BTW, introduction of 'locations' does not appear necessary for a
Scheme code to be able to access absolute memory addresses or use
memory shared with other processes. The existing set of final SRFIs
provides tools for doing such low-level, hardware-related operations.

	On a UNIX platform, any process can open /dev/kmem or /dev/mem
or /proc/proc-id/mem and wreck any havoc it is allowed to, with
familiar read/write/lseek operations.

Furthermore, one can imagine a function
	make-absolute-u8vector ADDR LEN
which, given ADDR and LEN, verifies that this range of addresses does
not interfere with Scheme system's heap and other internal data
structures, mmaps the address range appropriately and returns a
uniform byte vector (per SRFI-4).
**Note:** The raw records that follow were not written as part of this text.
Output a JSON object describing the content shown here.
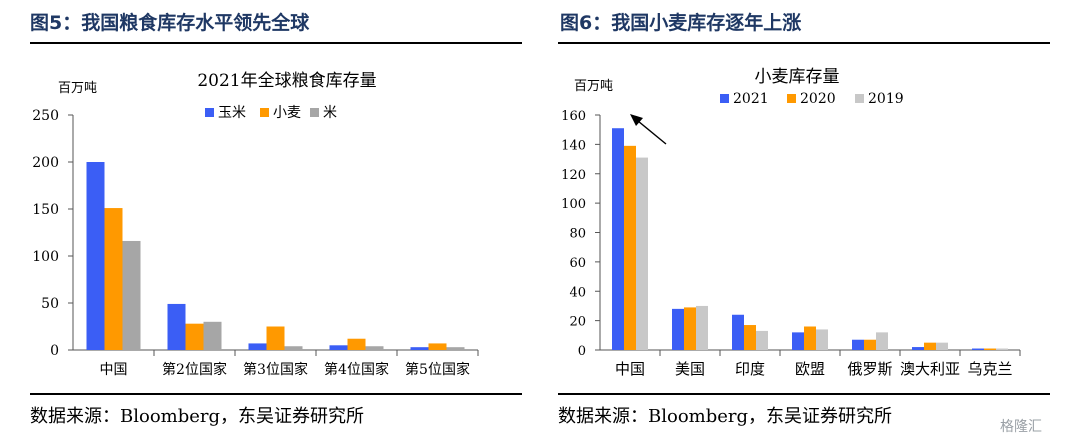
{
  "panels": [
    {
      "title": "图5：我国粮食库存水平领先全球",
      "source": "数据来源：Bloomberg，东吴证券研究所"
    },
    {
      "title": "图6：我国小麦库存逐年上涨",
      "source": "数据来源：Bloomberg，东吴证券研究所"
    }
  ],
  "watermark": "格隆汇",
  "chart_data": [
    {
      "type": "bar",
      "title": "2021年全球粮食库存量",
      "unit_label": "百万吨",
      "categories": [
        "中国",
        "第2位国家",
        "第3位国家",
        "第4位国家",
        "第5位国家"
      ],
      "series": [
        {
          "name": "玉米",
          "color": "#3b5ef5",
          "values": [
            200,
            49,
            7,
            5,
            3
          ]
        },
        {
          "name": "小麦",
          "color": "#ff9900",
          "values": [
            151,
            28,
            25,
            12,
            7
          ]
        },
        {
          "name": "米",
          "color": "#a6a6a6",
          "values": [
            116,
            30,
            4,
            4,
            3
          ]
        }
      ],
      "ylim": [
        0,
        250
      ],
      "yticks": [
        0,
        50,
        100,
        150,
        200,
        250
      ],
      "legend": "top"
    },
    {
      "type": "bar",
      "title": "小麦库存量",
      "unit_label": "百万吨",
      "categories": [
        "中国",
        "美国",
        "印度",
        "欧盟",
        "俄罗斯",
        "澳大利亚",
        "乌克兰"
      ],
      "series": [
        {
          "name": "2021",
          "color": "#3b5ef5",
          "values": [
            151,
            28,
            24,
            12,
            7,
            2,
            1
          ]
        },
        {
          "name": "2020",
          "color": "#ff9900",
          "values": [
            139,
            29,
            17,
            16,
            7,
            5,
            1
          ]
        },
        {
          "name": "2019",
          "color": "#c8c8c8",
          "values": [
            131,
            30,
            13,
            14,
            12,
            5,
            1
          ]
        }
      ],
      "ylim": [
        0,
        160
      ],
      "yticks": [
        0,
        20,
        40,
        60,
        80,
        100,
        120,
        140,
        160
      ],
      "legend": "top",
      "annotation": "arrow-pointing-to-china"
    }
  ]
}
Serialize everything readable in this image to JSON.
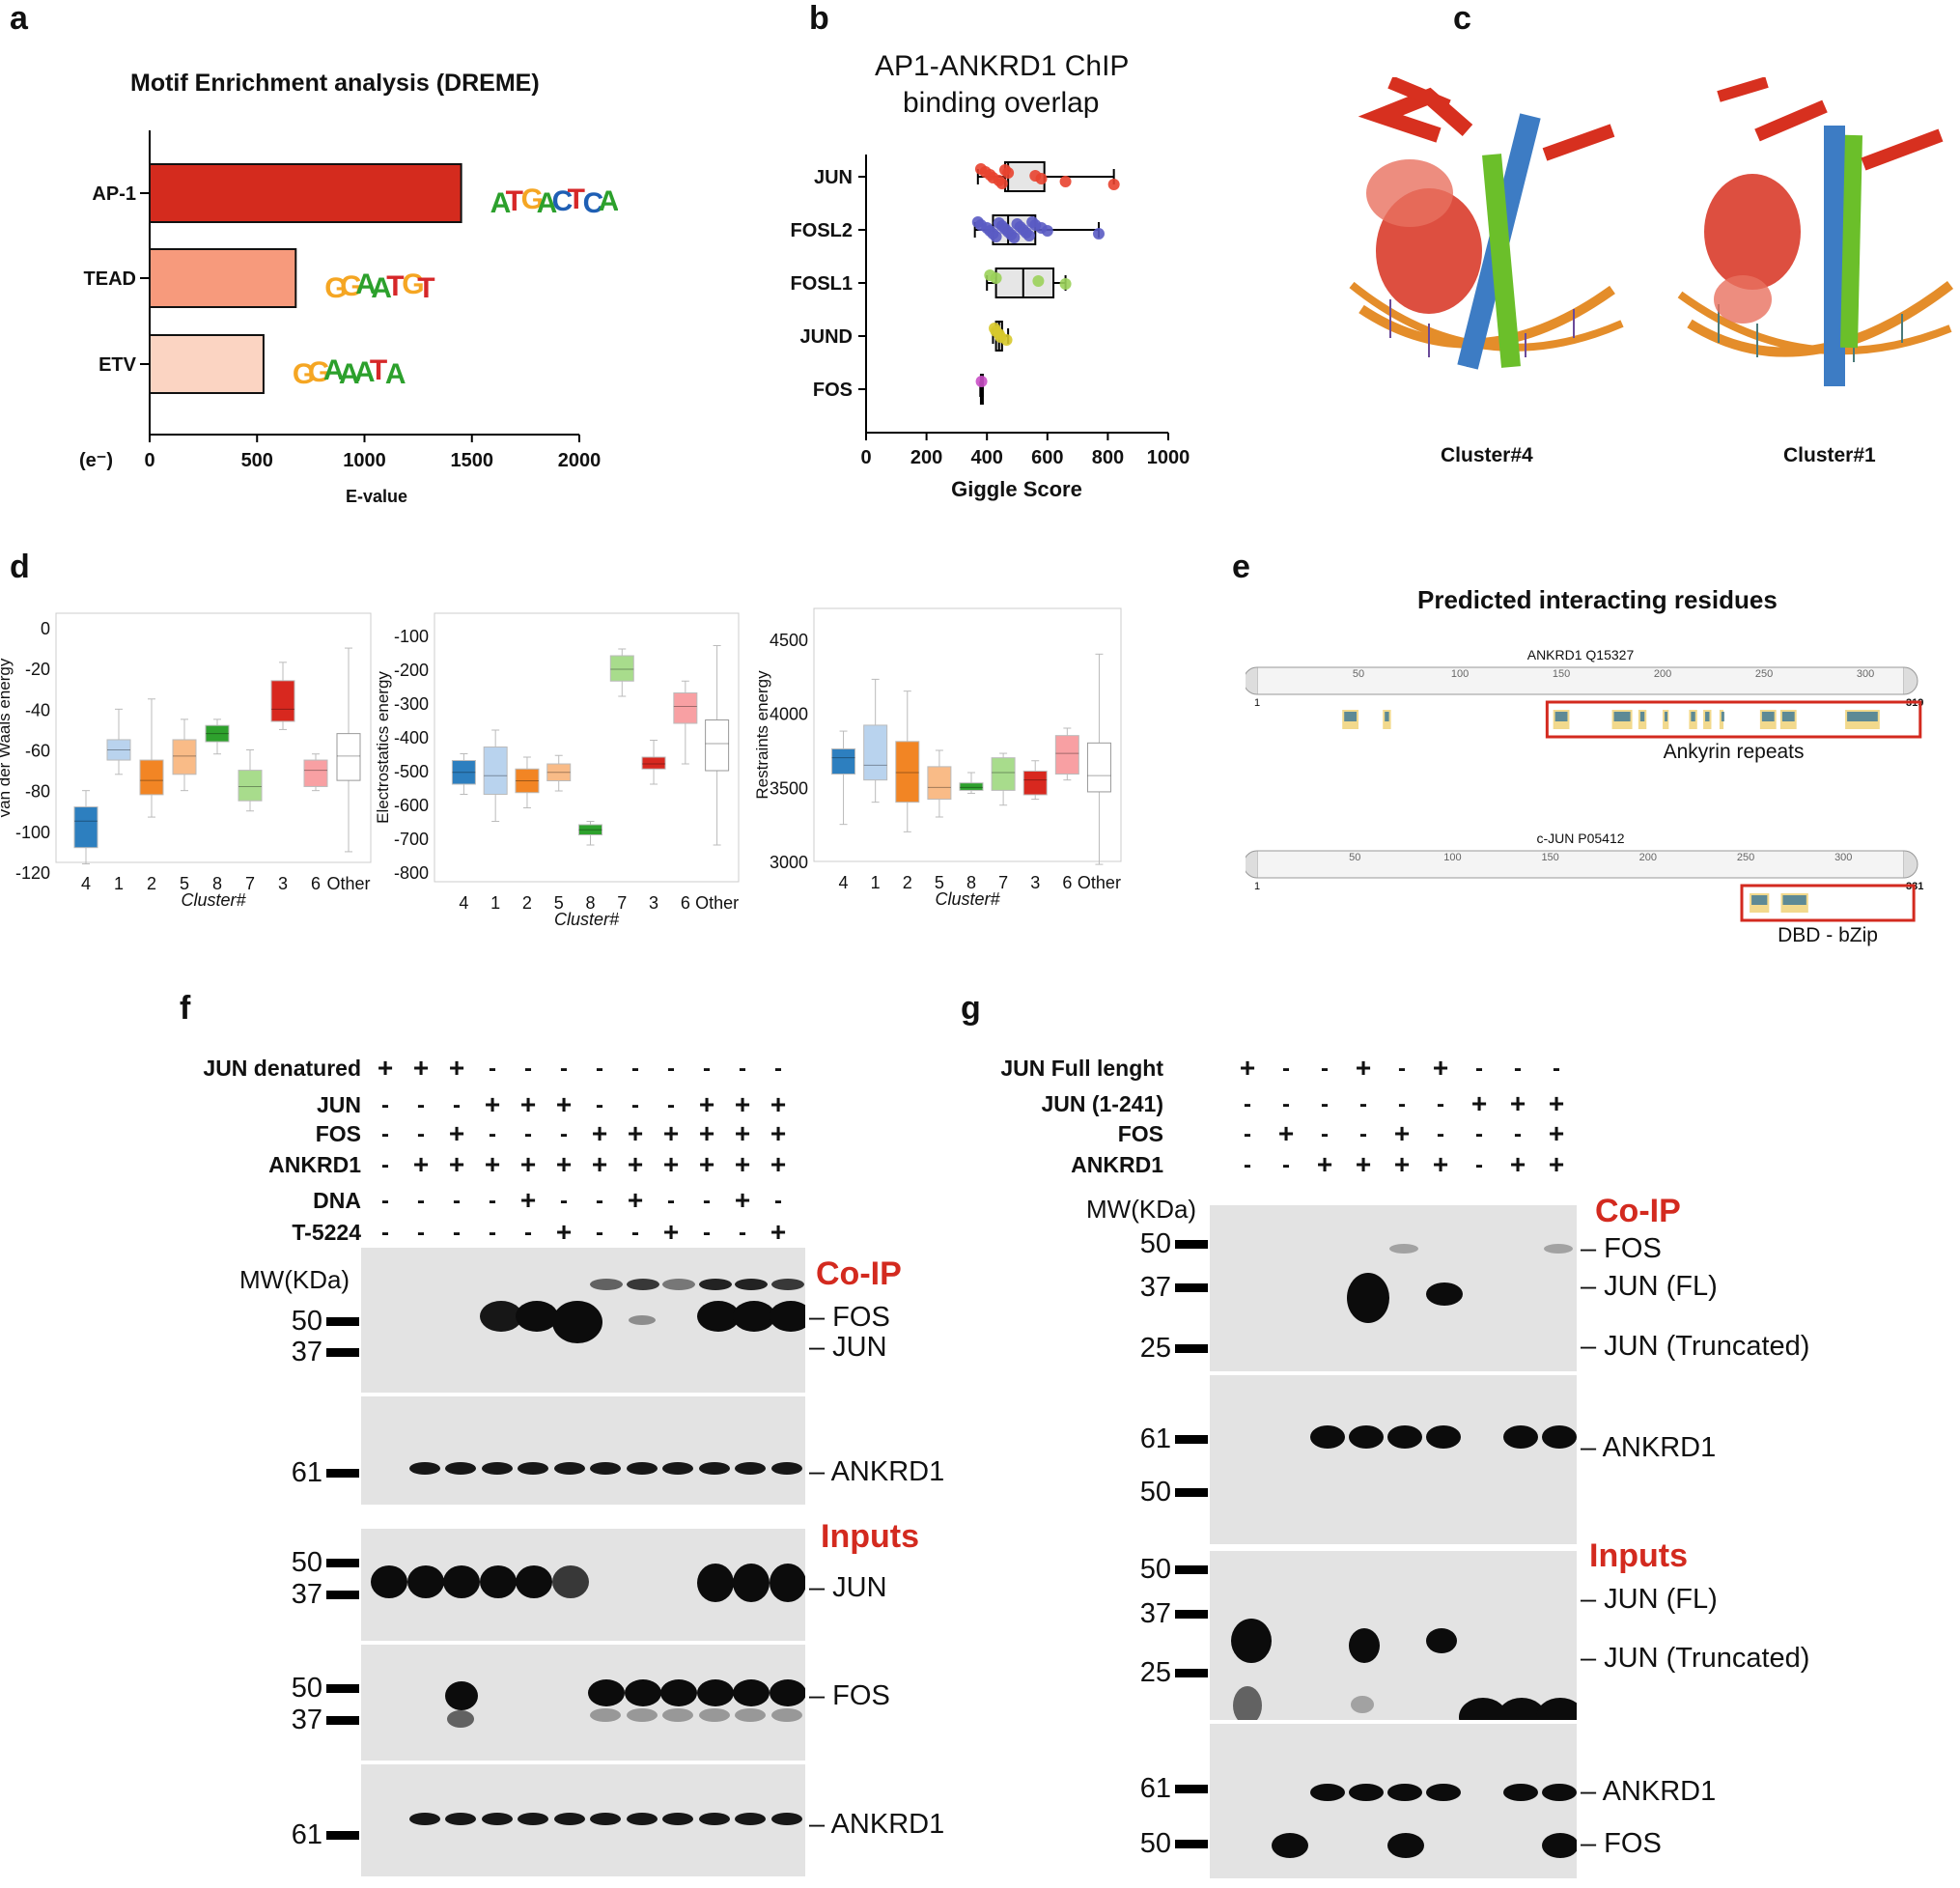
{
  "panels": {
    "a": {
      "label": "a",
      "title": "Motif Enrichment analysis (DREME)",
      "e_symbol": "(e⁻)",
      "xlabel": "E-value",
      "motifs": [
        "ATGACTCA",
        "GGAATGT",
        "GGAAATA"
      ]
    },
    "b": {
      "label": "b",
      "title_line1": "AP1-ANKRD1 ChIP",
      "title_line2": "binding overlap",
      "xlabel": "Giggle Score"
    },
    "c": {
      "label": "c",
      "captions": [
        "Cluster#4",
        "Cluster#1"
      ]
    },
    "d": {
      "label": "d",
      "ylabels": [
        "van der Waals energy",
        "Electrostatics energy",
        "Restraints energy"
      ],
      "xlabel": "Cluster#"
    },
    "e": {
      "label": "e",
      "title": "Predicted interacting residues",
      "track1": {
        "name": "ANKRD1 Q15327",
        "start": "1",
        "end": "319",
        "ticks": [
          "50",
          "100",
          "150",
          "200",
          "250",
          "300"
        ],
        "region_label": "Ankyrin repeats"
      },
      "track2": {
        "name": "c-JUN P05412",
        "start": "1",
        "end": "331",
        "ticks": [
          "50",
          "100",
          "150",
          "200",
          "250",
          "300"
        ],
        "region_label": "DBD - bZip"
      }
    },
    "f": {
      "label": "f",
      "conditions": [
        {
          "name": "JUN denatured",
          "signs": [
            "+",
            "+",
            "+",
            "-",
            "-",
            "-",
            "-",
            "-",
            "-",
            "-",
            "-",
            "-"
          ]
        },
        {
          "name": "JUN",
          "signs": [
            "-",
            "-",
            "-",
            "+",
            "+",
            "+",
            "-",
            "-",
            "-",
            "+",
            "+",
            "+"
          ]
        },
        {
          "name": "FOS",
          "signs": [
            "-",
            "-",
            "+",
            "-",
            "-",
            "-",
            "+",
            "+",
            "+",
            "+",
            "+",
            "+"
          ]
        },
        {
          "name": "ANKRD1",
          "signs": [
            "-",
            "+",
            "+",
            "+",
            "+",
            "+",
            "+",
            "+",
            "+",
            "+",
            "+",
            "+"
          ]
        },
        {
          "name": "DNA",
          "signs": [
            "-",
            "-",
            "-",
            "-",
            "+",
            "-",
            "-",
            "+",
            "-",
            "-",
            "+",
            "-"
          ]
        },
        {
          "name": "T-5224",
          "signs": [
            "-",
            "-",
            "-",
            "-",
            "-",
            "+",
            "-",
            "-",
            "+",
            "-",
            "-",
            "+"
          ]
        }
      ],
      "mw_header": "MW(KDa)",
      "coip_label": "Co-IP",
      "inputs_label": "Inputs",
      "mw": {
        "b1a": "50",
        "b1b": "37",
        "b2": "61",
        "b3a": "50",
        "b3b": "37",
        "b4a": "50",
        "b4b": "37",
        "b5": "61"
      },
      "bands": {
        "b1a": "FOS",
        "b1b": "JUN",
        "b2": "ANKRD1",
        "b3": "JUN",
        "b4": "FOS",
        "b5": "ANKRD1"
      }
    },
    "g": {
      "label": "g",
      "conditions": [
        {
          "name": "JUN Full lenght",
          "signs": [
            "+",
            "-",
            "-",
            "+",
            "-",
            "+",
            "-",
            "-",
            "-"
          ]
        },
        {
          "name": "JUN (1-241)",
          "signs": [
            "-",
            "-",
            "-",
            "-",
            "-",
            "-",
            "+",
            "+",
            "+"
          ]
        },
        {
          "name": "FOS",
          "signs": [
            "-",
            "+",
            "-",
            "-",
            "+",
            "-",
            "-",
            "-",
            "+"
          ]
        },
        {
          "name": "ANKRD1",
          "signs": [
            "-",
            "-",
            "+",
            "+",
            "+",
            "+",
            "-",
            "+",
            "+"
          ]
        }
      ],
      "mw_header": "MW(KDa)",
      "coip_label": "Co-IP",
      "inputs_label": "Inputs",
      "mw": {
        "b1a": "50",
        "b1b": "37",
        "b1c": "25",
        "b2a": "61",
        "b2b": "50",
        "b3a": "50",
        "b3b": "37",
        "b3c": "25",
        "b4a": "61",
        "b4b": "50"
      },
      "bands": {
        "b1a": "FOS",
        "b1b": "JUN (FL)",
        "b1c": "JUN (Truncated)",
        "b2": "ANKRD1",
        "b3a": "JUN (FL)",
        "b3b": "JUN (Truncated)",
        "b4a": "ANKRD1",
        "b4b": "FOS"
      }
    }
  },
  "chart_data": [
    {
      "type": "bar",
      "title": "Motif Enrichment analysis (DREME)",
      "categories": [
        "AP-1",
        "TEAD",
        "ETV"
      ],
      "values": [
        1450,
        680,
        530
      ],
      "xlabel": "E-value",
      "xlim": [
        0,
        2000
      ],
      "xticks": [
        "0",
        "500",
        "1000",
        "1500",
        "2000"
      ],
      "colors": [
        "#d42b1e",
        "#f79a7c",
        "#fbd4c2"
      ],
      "orientation": "horizontal"
    },
    {
      "type": "scatter",
      "title": "AP1-ANKRD1 ChIP binding overlap",
      "xlabel": "Giggle Score",
      "xlim": [
        0,
        1000
      ],
      "xticks": [
        "0",
        "200",
        "400",
        "600",
        "800",
        "1000"
      ],
      "categories": [
        "JUN",
        "FOSL2",
        "FOSL1",
        "JUND",
        "FOS"
      ],
      "boxes": [
        {
          "name": "JUN",
          "q1": 460,
          "median": 470,
          "q3": 590,
          "min": 370,
          "max": 820,
          "color": "#e8432f",
          "points": [
            380,
            395,
            410,
            420,
            440,
            450,
            460,
            470,
            560,
            580,
            660,
            820
          ]
        },
        {
          "name": "FOSL2",
          "q1": 420,
          "median": 470,
          "q3": 560,
          "min": 360,
          "max": 770,
          "color": "#5a5bc3",
          "points": [
            370,
            380,
            400,
            410,
            420,
            430,
            440,
            450,
            460,
            470,
            480,
            490,
            500,
            510,
            520,
            530,
            540,
            550,
            560,
            580,
            600,
            770
          ]
        },
        {
          "name": "FOSL1",
          "q1": 430,
          "median": 520,
          "q3": 620,
          "min": 400,
          "max": 660,
          "color": "#9bd25a",
          "points": [
            410,
            430,
            570,
            660
          ]
        },
        {
          "name": "JUND",
          "q1": 430,
          "median": 440,
          "q3": 450,
          "min": 420,
          "max": 470,
          "color": "#d7c92c",
          "points": [
            425,
            430,
            440,
            445,
            465
          ]
        },
        {
          "name": "FOS",
          "q1": 380,
          "median": 382,
          "q3": 385,
          "min": 378,
          "max": 386,
          "color": "#c94fc5",
          "points": [
            382
          ]
        }
      ]
    },
    {
      "type": "box",
      "ylabel": "van der Waals energy",
      "xlabel": "Cluster#",
      "categories": [
        "4",
        "1",
        "2",
        "5",
        "8",
        "7",
        "3",
        "6",
        "Other"
      ],
      "ylim": [
        -120,
        0
      ],
      "yticks": [
        "0",
        "-20",
        "-40",
        "-60",
        "-80",
        "-100",
        "-120"
      ],
      "boxes": [
        {
          "q1": -108,
          "median": -95,
          "q3": -88,
          "min": -116,
          "max": -80
        },
        {
          "q1": -65,
          "median": -60,
          "q3": -55,
          "min": -72,
          "max": -40
        },
        {
          "q1": -82,
          "median": -75,
          "q3": -65,
          "min": -93,
          "max": -35
        },
        {
          "q1": -72,
          "median": -63,
          "q3": -55,
          "min": -80,
          "max": -45
        },
        {
          "q1": -56,
          "median": -52,
          "q3": -48,
          "min": -62,
          "max": -45
        },
        {
          "q1": -85,
          "median": -78,
          "q3": -70,
          "min": -90,
          "max": -60
        },
        {
          "q1": -46,
          "median": -40,
          "q3": -26,
          "min": -50,
          "max": -17
        },
        {
          "q1": -78,
          "median": -70,
          "q3": -65,
          "min": -80,
          "max": -62
        },
        {
          "q1": -75,
          "median": -63,
          "q3": -52,
          "min": -110,
          "max": -10
        }
      ],
      "colors": [
        "#2d7fbf",
        "#b9d3ee",
        "#f28524",
        "#f9bb87",
        "#2ea12d",
        "#a8dc8c",
        "#d8281f",
        "#f8a0a3",
        "#ffffff"
      ]
    },
    {
      "type": "box",
      "ylabel": "Electrostatics energy",
      "xlabel": "Cluster#",
      "categories": [
        "4",
        "1",
        "2",
        "5",
        "8",
        "7",
        "3",
        "6",
        "Other"
      ],
      "ylim": [
        -800,
        -100
      ],
      "yticks": [
        "-100",
        "-200",
        "-300",
        "-400",
        "-500",
        "-600",
        "-700",
        "-800"
      ],
      "boxes": [
        {
          "q1": -540,
          "median": -505,
          "q3": -470,
          "min": -570,
          "max": -450
        },
        {
          "q1": -570,
          "median": -515,
          "q3": -430,
          "min": -650,
          "max": -380
        },
        {
          "q1": -565,
          "median": -530,
          "q3": -495,
          "min": -610,
          "max": -460
        },
        {
          "q1": -530,
          "median": -505,
          "q3": -480,
          "min": -560,
          "max": -455
        },
        {
          "q1": -690,
          "median": -675,
          "q3": -660,
          "min": -720,
          "max": -650
        },
        {
          "q1": -235,
          "median": -200,
          "q3": -160,
          "min": -280,
          "max": -140
        },
        {
          "q1": -495,
          "median": -480,
          "q3": -460,
          "min": -540,
          "max": -410
        },
        {
          "q1": -360,
          "median": -310,
          "q3": -270,
          "min": -480,
          "max": -235
        },
        {
          "q1": -500,
          "median": -420,
          "q3": -350,
          "min": -720,
          "max": -130
        }
      ],
      "colors": [
        "#2d7fbf",
        "#b9d3ee",
        "#f28524",
        "#f9bb87",
        "#2ea12d",
        "#a8dc8c",
        "#d8281f",
        "#f8a0a3",
        "#ffffff"
      ]
    },
    {
      "type": "box",
      "ylabel": "Restraints energy",
      "xlabel": "Cluster#",
      "categories": [
        "4",
        "1",
        "2",
        "5",
        "8",
        "7",
        "3",
        "6",
        "Other"
      ],
      "ylim": [
        3000,
        4500
      ],
      "yticks": [
        "4500",
        "4000",
        "3500",
        "3000"
      ],
      "boxes": [
        {
          "q1": 3590,
          "median": 3700,
          "q3": 3760,
          "min": 3250,
          "max": 3880
        },
        {
          "q1": 3550,
          "median": 3650,
          "q3": 3920,
          "min": 3400,
          "max": 4230
        },
        {
          "q1": 3400,
          "median": 3600,
          "q3": 3810,
          "min": 3200,
          "max": 4150
        },
        {
          "q1": 3420,
          "median": 3500,
          "q3": 3640,
          "min": 3300,
          "max": 3750
        },
        {
          "q1": 3480,
          "median": 3500,
          "q3": 3530,
          "min": 3460,
          "max": 3600
        },
        {
          "q1": 3480,
          "median": 3600,
          "q3": 3700,
          "min": 3380,
          "max": 3730
        },
        {
          "q1": 3450,
          "median": 3550,
          "q3": 3610,
          "min": 3420,
          "max": 3680
        },
        {
          "q1": 3590,
          "median": 3730,
          "q3": 3850,
          "min": 3550,
          "max": 3900
        },
        {
          "q1": 3470,
          "median": 3580,
          "q3": 3800,
          "min": 2980,
          "max": 4400
        }
      ],
      "colors": [
        "#2d7fbf",
        "#b9d3ee",
        "#f28524",
        "#f9bb87",
        "#2ea12d",
        "#a8dc8c",
        "#d8281f",
        "#f8a0a3",
        "#ffffff"
      ]
    }
  ]
}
With this function one can easily
write drivers for FireWire or PCI devices (which use memory-mapped
i/o) in Scheme.

One can also imagine a form:
	(define-record-type shmem-pare
	 (kons shmem-id x y)
	shmem-pare?
	(x kar set-kar!)
	(y kdr))

which denotes a record (SRFI-9) whose body is in a shared memory
segment. According to SRFI-9, slots of a record object should be
mutated only be appropriate setter procedures. The set-kar! mutator
can copy the assignable value into the shared memory segment if needed
(making sure that there are no references from a shared memory segment
to a private heap of a process). This procedure can make handling of a
shared memory segment significantly less painful (compared to C).
Again, both of the above procedures are easily implementable, and
neither needs the concept of locations or first-class environments.